Es mag so um die zwei Jahre her sein, als ich mit einem Ehepaar und seiner Familie die Goldene Hochzeit im Rahmen einer kleinen Andacht begehen durfte. An jenem Tag war das Jubelpaar guter Dinge und genoss dankbar sein Fest. Vor Kurzem nun traf ich die beiden wieder, als sie gerade ein Teelicht in der Kapelle neben meiner Klause angezündet hatten. Dieses Mal sahen sie traurig aus. Darauf angesprochen, meinte der Mann: „Na ja, ich habe in den kommenden Tagen eine große Untersuchung vor mir und weiß nicht, wie sie ausgehen wird.“ Seine Frau ergänzte: „Das ist gerade keine leichte Zeit für uns beide. Aber vor über 50 Jahren haben wir uns unsere gegenseitige Liebe versprochen und die umfasst eben auch die Unterstützung und den Beistand bei gesundheitlichen Problemen. Das ist jetzt der Fall. Da müssen wir durch. Aber Gott ist ja auch noch da!“
Über solch ein Glaubenszeugnis konnte ich nur staunen.

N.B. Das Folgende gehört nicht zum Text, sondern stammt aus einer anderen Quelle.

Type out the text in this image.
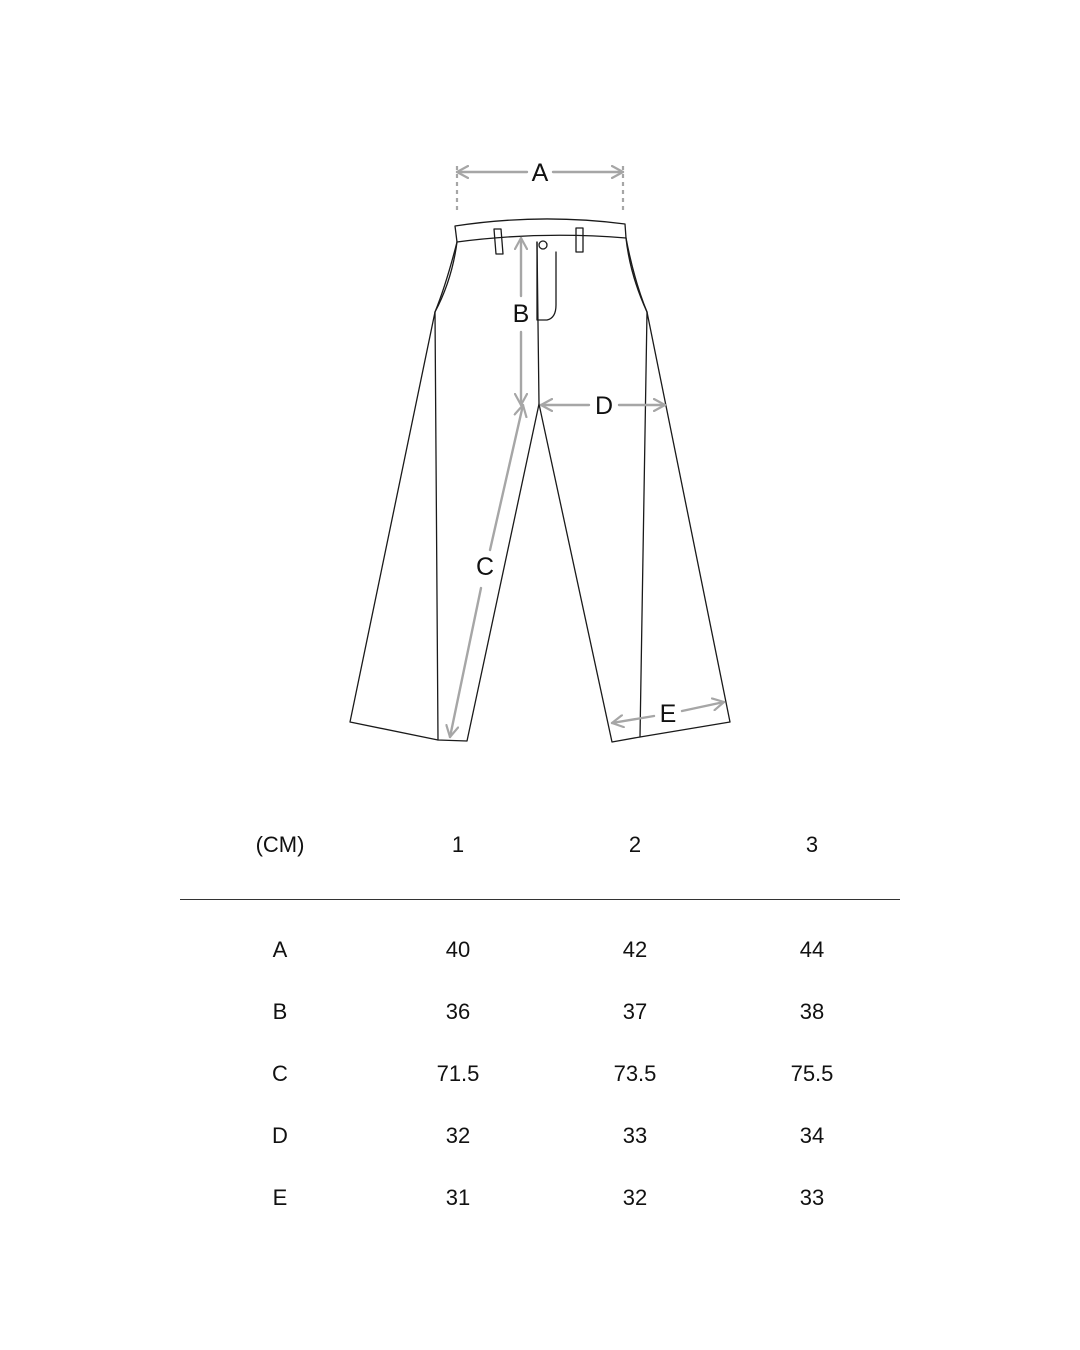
A
B
C
D
E
(CM)	1	2	3
A	40	42	44
B	36	37	38
C	71.5	73.5	75.5
D	32	33	34
E	31	32	33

Unabhängig von den widrigen Umständen erinnerte sich das Paar ganz konkret an das, was sie einst in der hohen Zeit ihrer Liebe, der Hochzeit eben, einander zugesagt hatten: „Ich will dich lieben, achten und ehren alle Tage meines Lebens, in guten und in schlechten Zeiten, in Gesundheit und Krankheit. Bis dass der Tod uns scheidet.“
Ähnlich klingt das bei Gott, der seinem Volk immer wieder die Treue zugesagt hat: „Mit ewiger Liebe habe ich dich geliebt, darum habe ich dir die Treue bewahrt“, heißt es beispielsweise beim Propheten Jeremia im Alten Testament. Wenn wir in den kommenden Wochen Weihnachten feiern, dann dürfen wir bedenken, dass diese Zusage Gottes gleichsam Hand und Fuß bekommen hat – im unfassbaren Geheimnis der Menschwerdung Gottes.
„Der Sohn Gottes ist Mensch geworden, damit wir vergöttlicht werden.“ Dieser kühne Satz stammt nicht, wie man vielleicht vermuten könnte, aus einer modernen Predigt oder einer spirituellen Überhöhung. Vielmehr geht er auf Athanasius von Alexandria zurück, der im 4. Jahrhundert lebte und zu den ganz großen Theologen der Kirchengeschichte zählt. Natürlich will Athanasius nicht damit sagen, dass wir zu allmächtigen Göttern werden, sondern dass Gott uns in seiner Treue so nahekommt, dass er uns Anteil an seinem göttlichen Leben schenkt – an seiner Liebe, seiner Gnade, seiner Ewigkeit. Diese Botschaft sprengt tatsächlich unsere Vorstellungskraft. Doch sie ist das Zentrum des Evangeliums. Wenn Gott selbst ein Mensch wird, dann zeigt er uns, wie kostbar für ihn das Menschsein ist – unser eigenes Leben eingeschlossen. An Weihnachten sagt uns Gott gleichsam das zu, was sich das Ehepaar vor über 50 Jahren versprochen hat:
„Ich (Gott) will dich (Mensch) lieben, achten und ehren alle Tage … in guten und in schlechten Zeiten, in Gesundheit und Krankheit.“
Weihnachten feiern bedeutet für mich daher nicht, bei der Bewunderung der Krippe stehen zu bleiben. Gottes Menschwerdung will meine Antwort, die darin liegen könnte, mein Leben in das Licht dieser göttlichen Liebe zu stellen und sie mit anderen zu teilen – an guten wie an schweren Tagen des Lebens.